This is a bit more organized than the other two files in the root directory, and it also has a larger feature set as more time has been spent on it. It can then for each word in the word set take its dot product with the queried word, and find the words that yield the greatest dot product. However, the Google News dataset is quite large (3.4 GB!), so this implementation reduces the dataset to include words reasonabally similar to emojis (which is about 310 MB). Ideally one could use the entire word2vec model to compare the lookup word with the word set and find the closest emoji. While this implementation is quite fast and memory efficient, the number of words that get mapped to emojis is quite small. When a word is queried, it looks up the relevant emoji in this map. It then goes through and reversed this map, creating a new map of words to their emojis.
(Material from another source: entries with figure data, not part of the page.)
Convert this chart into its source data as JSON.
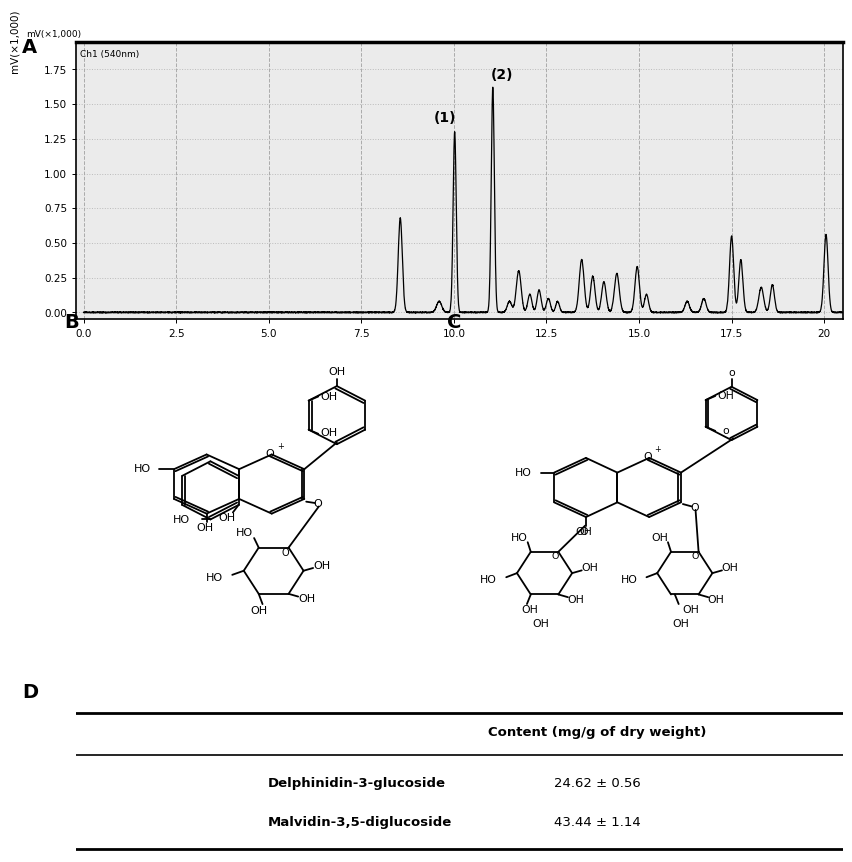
{
  "panel_A_label": "A",
  "panel_B_label": "B",
  "panel_C_label": "C",
  "panel_D_label": "D",
  "chromatogram_ylabel": "mV(×1,000)",
  "chromatogram_channel": "Ch1 (540nm)",
  "chromatogram_xlabel_ticks": [
    0.0,
    2.5,
    5.0,
    7.5,
    10.0,
    12.5,
    15.0,
    17.5,
    20.0
  ],
  "chromatogram_xlabel_labels": [
    "0.0",
    "2.5",
    "5.0",
    "7.5",
    "10.0",
    "12.5",
    "15.0",
    "17.5",
    "20"
  ],
  "chromatogram_yticks": [
    0.0,
    0.25,
    0.5,
    0.75,
    1.0,
    1.25,
    1.5,
    1.75
  ],
  "chromatogram_ylim": [
    -0.05,
    1.95
  ],
  "chromatogram_xlim": [
    -0.2,
    20.5
  ],
  "peak1_label": "(1)",
  "peak2_label": "(2)",
  "plot_bg_color": "#ebebeb",
  "grid_color_h": "#bbbbbb",
  "grid_color_v": "#aaaaaa",
  "line_color": "#000000",
  "table_header": "Content (mg/g of dry weight)",
  "table_row1_label": "Delphinidin-3-glucoside",
  "table_row1_value": "24.62 ± 0.56",
  "table_row2_label": "Malvidin-3,5-diglucoside",
  "table_row2_value": "43.44 ± 1.14"
}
How we use emoji is a big part of thatreacji in particular. Zapier has been a remote-only company since the beginning, and clear communication is the only way to make that work. This algorithm finds the 100 most similar words for each word in the word set, then creates a map from this data. 12 emoji we use every day that Slack doesnt come with for some reason. Things are currently done two ways ( bymaxdegree.py and bysimilarlist.py contain the different implementations): Common implemntationīoth methods use the emojilib library to obtain a set of keywords in addition to the emoji names (also provided by this library).įrom this set of emoji names and keywords, they create a set of words containing both emoji names and keywords that are later mapped back to the emoji names. Then, you can run either bymaxdegree.py or bysimilarlist.py for a console based emoji suggestion service (your console will need to support emojis), or you can run emojiserver/emojiserver.py to spawn a webserver.


Usageįirst, you'll need a word2vec dataset. An emoji recommending service that finds you the most similar emojis for a word with word2vec.